Durch die Anordnung einer Auflage wegen vorübergehender Aussetzung der Abschiebung/Rückführung der Antragsgegnerin vom 22. August 2022 hat die Antragsgegnerin zudem vergleichbar konkrete Vorbereitungsmaßnahmen im Sinne des § 60c Abs. 2 Nr. 5 lit. d) AufenthG unternommen.

11

Ausweislich der Gesetzesbegründung sind weitere konkrete Vorbereitungsmaßnahmen beispielsweise ein Antrag auf Anordnung der Sicherungshaft (§ 62 Absatz 3 AufenthG) oder des Ausreisegewahrsams (§ 62b AufenthG) sowie die Ankündigung des Widerrufs einer Duldung nach § 60a Abs. 5 Satz 4 AufenthG (BT-Drs. 19/8286, S. 16).

12

Die Anordnung der Auflage ist einer Ankündigung des Widerrufs einer Duldung vergleichbar, insbesondere da der Widerruf nicht erforderlich war, da die Duldung mit Bekanntgabe des Abschiebungstermins erlischt. Es war auch nicht ersichtlich, dass diese Maßnahme von vornherein nicht zum Erfolg führen wird.

13

Ein anderer Anordnungsanspruch wurde nicht geltend bzw. glaubhaft gemacht. Allein aus der Aufnahme eines Ausbildungsverhältnisses ergibt sich kein selbstständiger Anspruch.
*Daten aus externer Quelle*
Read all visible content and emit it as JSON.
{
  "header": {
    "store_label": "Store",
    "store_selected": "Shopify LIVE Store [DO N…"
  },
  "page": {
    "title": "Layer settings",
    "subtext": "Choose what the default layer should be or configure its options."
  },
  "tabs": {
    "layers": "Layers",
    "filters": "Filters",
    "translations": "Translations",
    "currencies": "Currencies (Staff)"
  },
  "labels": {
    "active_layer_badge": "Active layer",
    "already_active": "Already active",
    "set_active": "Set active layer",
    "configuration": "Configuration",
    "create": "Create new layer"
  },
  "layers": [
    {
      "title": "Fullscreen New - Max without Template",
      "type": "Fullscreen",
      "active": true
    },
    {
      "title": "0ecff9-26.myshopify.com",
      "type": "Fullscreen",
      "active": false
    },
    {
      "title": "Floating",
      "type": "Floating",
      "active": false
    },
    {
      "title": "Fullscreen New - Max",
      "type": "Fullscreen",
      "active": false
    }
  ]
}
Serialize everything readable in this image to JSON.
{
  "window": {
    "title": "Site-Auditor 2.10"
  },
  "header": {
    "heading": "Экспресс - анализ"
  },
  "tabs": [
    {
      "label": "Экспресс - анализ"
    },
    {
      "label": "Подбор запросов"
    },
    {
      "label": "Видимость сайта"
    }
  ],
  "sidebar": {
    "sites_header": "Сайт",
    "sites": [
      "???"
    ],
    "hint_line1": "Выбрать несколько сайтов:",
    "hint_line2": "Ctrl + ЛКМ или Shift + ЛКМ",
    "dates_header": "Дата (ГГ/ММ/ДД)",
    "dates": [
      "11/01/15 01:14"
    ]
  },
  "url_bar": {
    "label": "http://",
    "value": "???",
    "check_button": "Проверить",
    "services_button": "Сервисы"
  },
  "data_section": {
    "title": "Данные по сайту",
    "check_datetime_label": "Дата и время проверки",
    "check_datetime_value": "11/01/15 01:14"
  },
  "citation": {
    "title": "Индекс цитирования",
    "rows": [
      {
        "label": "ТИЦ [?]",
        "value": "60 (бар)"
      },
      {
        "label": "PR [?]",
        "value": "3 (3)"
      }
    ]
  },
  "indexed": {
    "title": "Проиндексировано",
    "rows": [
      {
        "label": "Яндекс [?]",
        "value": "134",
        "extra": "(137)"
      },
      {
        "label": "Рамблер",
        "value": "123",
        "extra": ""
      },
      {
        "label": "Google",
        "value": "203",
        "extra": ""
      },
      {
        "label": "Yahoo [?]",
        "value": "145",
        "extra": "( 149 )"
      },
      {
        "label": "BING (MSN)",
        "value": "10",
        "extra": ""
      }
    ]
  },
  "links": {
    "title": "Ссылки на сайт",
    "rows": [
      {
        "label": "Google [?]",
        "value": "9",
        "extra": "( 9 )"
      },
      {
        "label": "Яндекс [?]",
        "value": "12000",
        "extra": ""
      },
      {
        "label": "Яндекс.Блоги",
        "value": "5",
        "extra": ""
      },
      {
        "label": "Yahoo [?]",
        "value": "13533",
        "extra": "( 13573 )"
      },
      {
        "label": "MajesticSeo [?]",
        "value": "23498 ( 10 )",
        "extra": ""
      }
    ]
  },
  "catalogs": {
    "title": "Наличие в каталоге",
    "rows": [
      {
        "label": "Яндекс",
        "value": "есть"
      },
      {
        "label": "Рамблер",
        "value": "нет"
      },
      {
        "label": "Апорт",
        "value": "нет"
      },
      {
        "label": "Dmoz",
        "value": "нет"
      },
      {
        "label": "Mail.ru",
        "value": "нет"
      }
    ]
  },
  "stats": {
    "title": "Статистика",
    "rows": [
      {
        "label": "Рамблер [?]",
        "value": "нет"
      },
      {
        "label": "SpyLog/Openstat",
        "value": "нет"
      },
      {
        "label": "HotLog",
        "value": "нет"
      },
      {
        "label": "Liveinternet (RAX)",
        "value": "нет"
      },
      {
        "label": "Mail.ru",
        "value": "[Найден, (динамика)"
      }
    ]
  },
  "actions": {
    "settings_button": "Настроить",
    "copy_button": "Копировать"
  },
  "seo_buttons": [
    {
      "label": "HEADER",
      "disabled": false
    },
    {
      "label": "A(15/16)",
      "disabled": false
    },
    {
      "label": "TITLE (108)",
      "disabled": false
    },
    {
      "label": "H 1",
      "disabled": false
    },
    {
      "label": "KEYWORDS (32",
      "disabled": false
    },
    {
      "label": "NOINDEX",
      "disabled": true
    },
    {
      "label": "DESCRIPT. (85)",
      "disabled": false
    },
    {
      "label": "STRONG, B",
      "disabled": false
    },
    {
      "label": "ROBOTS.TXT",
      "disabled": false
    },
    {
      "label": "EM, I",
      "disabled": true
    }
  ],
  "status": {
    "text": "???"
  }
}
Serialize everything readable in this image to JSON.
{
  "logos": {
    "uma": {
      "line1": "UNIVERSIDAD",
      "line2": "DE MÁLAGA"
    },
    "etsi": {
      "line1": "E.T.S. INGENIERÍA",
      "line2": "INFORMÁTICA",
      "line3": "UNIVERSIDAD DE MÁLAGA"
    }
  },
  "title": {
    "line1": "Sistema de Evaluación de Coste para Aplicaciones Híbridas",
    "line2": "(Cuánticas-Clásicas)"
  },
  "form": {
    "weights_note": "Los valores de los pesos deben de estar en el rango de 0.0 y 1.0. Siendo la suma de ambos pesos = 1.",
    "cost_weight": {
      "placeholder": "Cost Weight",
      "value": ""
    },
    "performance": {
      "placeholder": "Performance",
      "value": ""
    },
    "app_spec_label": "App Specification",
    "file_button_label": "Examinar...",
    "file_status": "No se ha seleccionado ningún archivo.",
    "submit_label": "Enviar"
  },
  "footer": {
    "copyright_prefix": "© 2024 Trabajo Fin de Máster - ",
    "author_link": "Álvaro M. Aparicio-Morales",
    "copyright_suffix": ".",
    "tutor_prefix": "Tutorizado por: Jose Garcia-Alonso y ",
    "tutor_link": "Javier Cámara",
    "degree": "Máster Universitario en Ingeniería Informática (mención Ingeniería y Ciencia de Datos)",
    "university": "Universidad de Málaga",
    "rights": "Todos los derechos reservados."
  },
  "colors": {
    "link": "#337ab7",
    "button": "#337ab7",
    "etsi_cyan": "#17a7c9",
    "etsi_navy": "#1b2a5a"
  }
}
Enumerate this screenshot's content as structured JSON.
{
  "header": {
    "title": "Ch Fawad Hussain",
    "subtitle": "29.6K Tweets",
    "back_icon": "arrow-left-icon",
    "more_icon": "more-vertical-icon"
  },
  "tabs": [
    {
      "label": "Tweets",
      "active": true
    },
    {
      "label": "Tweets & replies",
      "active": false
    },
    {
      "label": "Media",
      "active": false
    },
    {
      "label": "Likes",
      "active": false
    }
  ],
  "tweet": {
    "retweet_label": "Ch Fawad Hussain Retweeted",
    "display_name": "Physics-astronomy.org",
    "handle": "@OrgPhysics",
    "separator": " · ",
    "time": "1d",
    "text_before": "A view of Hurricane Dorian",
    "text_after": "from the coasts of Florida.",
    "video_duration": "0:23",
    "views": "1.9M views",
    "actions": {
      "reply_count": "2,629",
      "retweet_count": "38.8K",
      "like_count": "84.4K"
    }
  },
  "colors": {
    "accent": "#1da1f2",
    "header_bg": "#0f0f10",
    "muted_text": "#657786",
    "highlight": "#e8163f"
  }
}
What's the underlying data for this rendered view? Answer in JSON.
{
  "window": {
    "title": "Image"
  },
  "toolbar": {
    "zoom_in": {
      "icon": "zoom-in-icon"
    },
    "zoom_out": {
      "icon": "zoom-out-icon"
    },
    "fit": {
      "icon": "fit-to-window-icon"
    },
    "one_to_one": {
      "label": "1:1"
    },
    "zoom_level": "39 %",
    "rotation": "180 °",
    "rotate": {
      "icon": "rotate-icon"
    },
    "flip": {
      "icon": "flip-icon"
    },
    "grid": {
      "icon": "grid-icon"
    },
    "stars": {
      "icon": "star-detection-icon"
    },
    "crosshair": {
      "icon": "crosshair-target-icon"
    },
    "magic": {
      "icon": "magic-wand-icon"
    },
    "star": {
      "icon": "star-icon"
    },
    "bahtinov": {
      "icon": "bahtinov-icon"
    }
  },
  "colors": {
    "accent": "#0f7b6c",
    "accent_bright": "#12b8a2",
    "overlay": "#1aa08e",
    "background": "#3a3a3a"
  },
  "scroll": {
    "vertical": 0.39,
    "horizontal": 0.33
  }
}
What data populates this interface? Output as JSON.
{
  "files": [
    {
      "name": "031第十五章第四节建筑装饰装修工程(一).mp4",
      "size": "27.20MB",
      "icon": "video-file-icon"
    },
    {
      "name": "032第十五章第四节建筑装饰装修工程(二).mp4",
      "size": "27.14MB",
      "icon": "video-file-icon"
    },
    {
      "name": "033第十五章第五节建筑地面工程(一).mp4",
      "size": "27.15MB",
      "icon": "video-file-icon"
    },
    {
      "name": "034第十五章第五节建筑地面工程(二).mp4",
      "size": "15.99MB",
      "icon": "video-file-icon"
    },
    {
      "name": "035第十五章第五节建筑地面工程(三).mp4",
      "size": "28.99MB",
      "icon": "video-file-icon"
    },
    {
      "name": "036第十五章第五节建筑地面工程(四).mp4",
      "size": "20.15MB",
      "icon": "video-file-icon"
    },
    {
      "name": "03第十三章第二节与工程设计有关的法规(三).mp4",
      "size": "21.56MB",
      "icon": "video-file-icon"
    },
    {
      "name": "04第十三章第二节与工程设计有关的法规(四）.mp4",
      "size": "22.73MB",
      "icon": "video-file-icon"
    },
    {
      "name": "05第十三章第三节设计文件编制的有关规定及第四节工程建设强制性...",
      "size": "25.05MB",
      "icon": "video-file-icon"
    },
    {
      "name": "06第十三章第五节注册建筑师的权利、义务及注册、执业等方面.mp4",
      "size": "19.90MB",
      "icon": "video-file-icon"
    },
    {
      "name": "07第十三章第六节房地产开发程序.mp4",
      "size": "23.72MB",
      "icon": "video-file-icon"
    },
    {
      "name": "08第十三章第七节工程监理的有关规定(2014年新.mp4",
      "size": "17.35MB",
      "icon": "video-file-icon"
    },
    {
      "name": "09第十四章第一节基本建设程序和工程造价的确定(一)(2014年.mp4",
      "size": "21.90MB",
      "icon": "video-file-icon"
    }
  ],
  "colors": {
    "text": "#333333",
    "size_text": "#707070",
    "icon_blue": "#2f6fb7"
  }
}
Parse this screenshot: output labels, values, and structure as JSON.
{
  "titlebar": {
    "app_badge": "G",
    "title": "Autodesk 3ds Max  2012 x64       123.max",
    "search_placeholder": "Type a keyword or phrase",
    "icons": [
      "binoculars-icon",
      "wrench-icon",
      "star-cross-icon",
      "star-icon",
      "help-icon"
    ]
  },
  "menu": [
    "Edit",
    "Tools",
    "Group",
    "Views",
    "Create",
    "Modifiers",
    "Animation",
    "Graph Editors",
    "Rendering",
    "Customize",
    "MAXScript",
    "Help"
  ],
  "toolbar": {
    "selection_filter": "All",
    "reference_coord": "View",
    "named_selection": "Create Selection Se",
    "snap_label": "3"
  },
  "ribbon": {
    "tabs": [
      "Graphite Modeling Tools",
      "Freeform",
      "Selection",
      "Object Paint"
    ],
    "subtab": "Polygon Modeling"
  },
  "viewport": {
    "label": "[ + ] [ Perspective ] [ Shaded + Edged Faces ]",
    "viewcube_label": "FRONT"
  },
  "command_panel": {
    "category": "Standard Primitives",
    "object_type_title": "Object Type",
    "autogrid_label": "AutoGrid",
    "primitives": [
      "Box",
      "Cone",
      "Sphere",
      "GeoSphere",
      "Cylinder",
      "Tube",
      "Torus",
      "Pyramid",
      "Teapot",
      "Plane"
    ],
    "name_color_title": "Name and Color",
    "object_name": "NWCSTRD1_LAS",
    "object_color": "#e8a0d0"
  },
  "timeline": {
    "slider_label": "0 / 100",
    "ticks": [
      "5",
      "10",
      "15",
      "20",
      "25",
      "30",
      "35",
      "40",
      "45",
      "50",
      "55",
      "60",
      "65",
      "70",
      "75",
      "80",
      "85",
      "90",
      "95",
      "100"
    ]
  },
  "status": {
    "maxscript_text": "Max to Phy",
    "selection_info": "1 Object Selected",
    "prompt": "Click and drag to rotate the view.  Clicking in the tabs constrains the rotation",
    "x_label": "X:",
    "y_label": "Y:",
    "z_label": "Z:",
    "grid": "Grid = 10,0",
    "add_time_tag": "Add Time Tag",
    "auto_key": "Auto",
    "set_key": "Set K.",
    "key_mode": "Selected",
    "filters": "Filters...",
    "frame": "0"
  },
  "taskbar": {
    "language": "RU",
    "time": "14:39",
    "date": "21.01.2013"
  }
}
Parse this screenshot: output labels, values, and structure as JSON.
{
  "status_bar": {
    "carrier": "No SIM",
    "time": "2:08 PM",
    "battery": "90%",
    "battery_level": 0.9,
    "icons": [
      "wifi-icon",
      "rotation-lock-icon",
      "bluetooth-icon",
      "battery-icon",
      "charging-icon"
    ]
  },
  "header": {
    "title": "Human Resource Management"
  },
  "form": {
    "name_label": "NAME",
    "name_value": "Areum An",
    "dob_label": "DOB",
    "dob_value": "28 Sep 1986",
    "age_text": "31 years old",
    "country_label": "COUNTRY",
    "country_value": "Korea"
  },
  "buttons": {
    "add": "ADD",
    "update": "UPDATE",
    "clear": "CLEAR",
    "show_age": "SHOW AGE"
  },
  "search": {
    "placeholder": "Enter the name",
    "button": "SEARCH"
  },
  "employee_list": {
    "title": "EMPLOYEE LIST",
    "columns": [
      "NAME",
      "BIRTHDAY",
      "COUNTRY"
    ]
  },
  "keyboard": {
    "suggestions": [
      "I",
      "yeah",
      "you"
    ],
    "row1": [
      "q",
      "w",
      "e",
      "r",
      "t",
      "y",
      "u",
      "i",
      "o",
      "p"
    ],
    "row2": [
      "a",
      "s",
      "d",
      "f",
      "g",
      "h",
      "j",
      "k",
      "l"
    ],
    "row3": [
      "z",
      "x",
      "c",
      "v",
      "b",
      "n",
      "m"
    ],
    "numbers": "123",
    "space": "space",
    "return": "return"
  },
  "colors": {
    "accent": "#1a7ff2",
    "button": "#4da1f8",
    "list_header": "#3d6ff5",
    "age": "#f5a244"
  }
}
Dieser richtet sich bei geduldeten Ausländern nach § 60c AufenthG.

14

Vor diesem Hintergrund vermag die ggf. unterlassene Anhörung vor Erlass des ablehnenden Bescheides der Antragsgegnerin vom 29. September 2022 zu keinem anderen Ergebnis zu führen (vgl. auch § 11 LVwG).

15

Über den Antrag des Antragstellers, der Antragsgegnerin mitzuteilen, dass aufenthaltsbeendende Maßnahmen bis zur Entscheidung über den Eilantrag nicht durchgeführt werden dürfen, ist aufgrund dieses Beschlusses nicht mehr zu entscheiden.

16

Die Kostenentscheidung beruht auf § 154 Abs. 1 VwGO.

17

Die Streitwertfestsetzung beruht auf § 52 Abs. 2, § 53 Abs. 2 Nr. 1 GKG.